Ci sono cose che puoi includere che parlano al tema della scena. E poi, parlando di riferimenti filmici, The Truffle Hunters (Michael Dweck, Gregory Kershaw) è stata una grande influenza. Sai, è un film fantastico ed è un po’ languido e cinematografico. E poi La Vie Moderne di Raymond Depardon. Che altro? Abbiamo guardato molto Noah Baumbach, per l’idea di una famiglia di artisti. The Meyerowitz Stories è stato un grande riferimento per noi. E quando lo abbiamo detto a Joel, lui ci ha detto che Noah Baumbach ha scritto quella sceneggiatura seduto sotto una delle sue stampe. Così, per lui, ha completato un bellissimo cerchio.

Grazie, ragazzi. Una domanda finale. Come sta andando il vostro film? Proseguirete il tour nei festival? Avete già una distribuzione?

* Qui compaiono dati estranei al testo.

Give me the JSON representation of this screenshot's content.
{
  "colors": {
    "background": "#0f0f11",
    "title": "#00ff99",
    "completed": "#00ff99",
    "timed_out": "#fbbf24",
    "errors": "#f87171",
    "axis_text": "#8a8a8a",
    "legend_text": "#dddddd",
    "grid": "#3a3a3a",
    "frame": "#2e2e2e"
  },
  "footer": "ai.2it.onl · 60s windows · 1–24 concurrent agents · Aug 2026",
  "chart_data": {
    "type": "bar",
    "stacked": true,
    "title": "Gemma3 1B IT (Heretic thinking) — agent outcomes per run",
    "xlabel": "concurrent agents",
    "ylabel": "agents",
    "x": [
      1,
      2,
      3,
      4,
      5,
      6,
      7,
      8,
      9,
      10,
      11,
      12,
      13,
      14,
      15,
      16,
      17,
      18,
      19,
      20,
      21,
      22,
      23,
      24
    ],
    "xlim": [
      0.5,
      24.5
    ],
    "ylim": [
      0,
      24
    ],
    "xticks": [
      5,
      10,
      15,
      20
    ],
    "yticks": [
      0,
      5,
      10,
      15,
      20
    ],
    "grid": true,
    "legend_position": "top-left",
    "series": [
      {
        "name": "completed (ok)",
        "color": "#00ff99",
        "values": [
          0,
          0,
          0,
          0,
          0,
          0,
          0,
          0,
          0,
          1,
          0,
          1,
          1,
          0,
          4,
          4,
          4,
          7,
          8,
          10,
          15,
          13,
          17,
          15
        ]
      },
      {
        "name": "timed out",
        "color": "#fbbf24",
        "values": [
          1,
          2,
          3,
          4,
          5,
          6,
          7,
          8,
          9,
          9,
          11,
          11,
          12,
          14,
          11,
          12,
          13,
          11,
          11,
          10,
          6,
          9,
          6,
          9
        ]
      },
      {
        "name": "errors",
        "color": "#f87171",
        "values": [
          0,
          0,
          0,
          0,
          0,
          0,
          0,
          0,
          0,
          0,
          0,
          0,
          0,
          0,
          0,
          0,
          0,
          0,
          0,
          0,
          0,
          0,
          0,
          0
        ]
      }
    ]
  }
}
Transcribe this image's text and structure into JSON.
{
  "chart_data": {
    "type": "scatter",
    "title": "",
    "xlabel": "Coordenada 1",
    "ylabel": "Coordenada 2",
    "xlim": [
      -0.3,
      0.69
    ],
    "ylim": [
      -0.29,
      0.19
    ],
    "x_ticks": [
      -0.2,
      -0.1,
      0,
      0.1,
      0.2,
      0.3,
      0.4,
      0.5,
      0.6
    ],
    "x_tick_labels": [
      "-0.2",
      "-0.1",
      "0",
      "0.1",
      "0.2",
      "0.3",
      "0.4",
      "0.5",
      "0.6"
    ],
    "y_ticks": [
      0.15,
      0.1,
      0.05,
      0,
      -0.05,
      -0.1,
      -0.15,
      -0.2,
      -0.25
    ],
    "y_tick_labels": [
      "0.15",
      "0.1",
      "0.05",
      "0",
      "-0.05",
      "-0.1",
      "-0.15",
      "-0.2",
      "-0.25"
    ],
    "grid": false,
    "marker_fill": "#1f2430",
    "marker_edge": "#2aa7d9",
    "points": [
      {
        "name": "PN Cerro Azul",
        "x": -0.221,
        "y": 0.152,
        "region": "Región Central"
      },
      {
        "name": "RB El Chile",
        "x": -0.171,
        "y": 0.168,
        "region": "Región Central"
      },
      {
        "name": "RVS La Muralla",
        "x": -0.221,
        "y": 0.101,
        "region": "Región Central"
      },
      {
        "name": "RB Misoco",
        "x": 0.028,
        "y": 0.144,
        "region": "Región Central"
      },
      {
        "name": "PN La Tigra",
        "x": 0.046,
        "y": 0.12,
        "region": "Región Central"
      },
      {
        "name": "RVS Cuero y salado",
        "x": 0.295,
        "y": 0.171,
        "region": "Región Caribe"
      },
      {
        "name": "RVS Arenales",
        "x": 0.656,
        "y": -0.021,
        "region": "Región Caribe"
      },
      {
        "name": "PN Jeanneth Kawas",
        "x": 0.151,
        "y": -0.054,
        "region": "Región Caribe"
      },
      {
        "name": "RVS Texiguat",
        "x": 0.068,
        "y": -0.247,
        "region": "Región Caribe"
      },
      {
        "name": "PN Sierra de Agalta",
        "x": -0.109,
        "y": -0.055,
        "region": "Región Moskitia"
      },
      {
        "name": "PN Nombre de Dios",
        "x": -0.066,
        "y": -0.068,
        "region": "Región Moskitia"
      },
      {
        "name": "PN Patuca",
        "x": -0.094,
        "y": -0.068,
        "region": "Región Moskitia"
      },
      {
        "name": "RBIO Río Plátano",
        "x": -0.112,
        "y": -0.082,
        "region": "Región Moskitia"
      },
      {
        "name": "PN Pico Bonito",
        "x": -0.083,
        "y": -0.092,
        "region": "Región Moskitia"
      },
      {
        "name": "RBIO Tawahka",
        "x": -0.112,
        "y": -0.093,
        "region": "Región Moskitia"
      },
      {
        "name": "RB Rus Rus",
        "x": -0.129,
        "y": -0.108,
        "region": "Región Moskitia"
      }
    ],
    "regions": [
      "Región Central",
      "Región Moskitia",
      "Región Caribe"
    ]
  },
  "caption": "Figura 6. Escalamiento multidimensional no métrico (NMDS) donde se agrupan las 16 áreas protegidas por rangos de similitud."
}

Manon: Il documentario è stato presentato in anteprima al CPH:DOX di Copenaghen, dove abbiamo ricevuto una menzione speciale, e verrà proiettato in diversi altri festival. Stiamo lavorando con Cinetic Media negli Stati Uniti per le vendite globali e il Nord America. Stiamo cercando un agente di vendita internazionale per l’Europa. L’idea è di avere una distribuzione cinematografica e di proiettarlo in altri festival.

Foto: Ivo Pisanti


Two Strangers Trying Not to Kill Each Other (t.l.: Due sconosciuti che cercano di non uccidersi a vicenda) – Regia: Jacob Perlmutter, Manon Ouimet; fotografia: Jacob Perlmutter; montaggio: Estephan Wagner, Josh Mallalieu; musica: Diogo Strausz; suono: Manon Ouimet; interpreti: Maggie Barrett e Joel Meyerowitz; produzione: Signe Byrge Sørensen per Final Cut For Real, Undeniable, Louverture Film; origine: Danimarca/ Usa/ GB, 2024; durata: 100 minuti.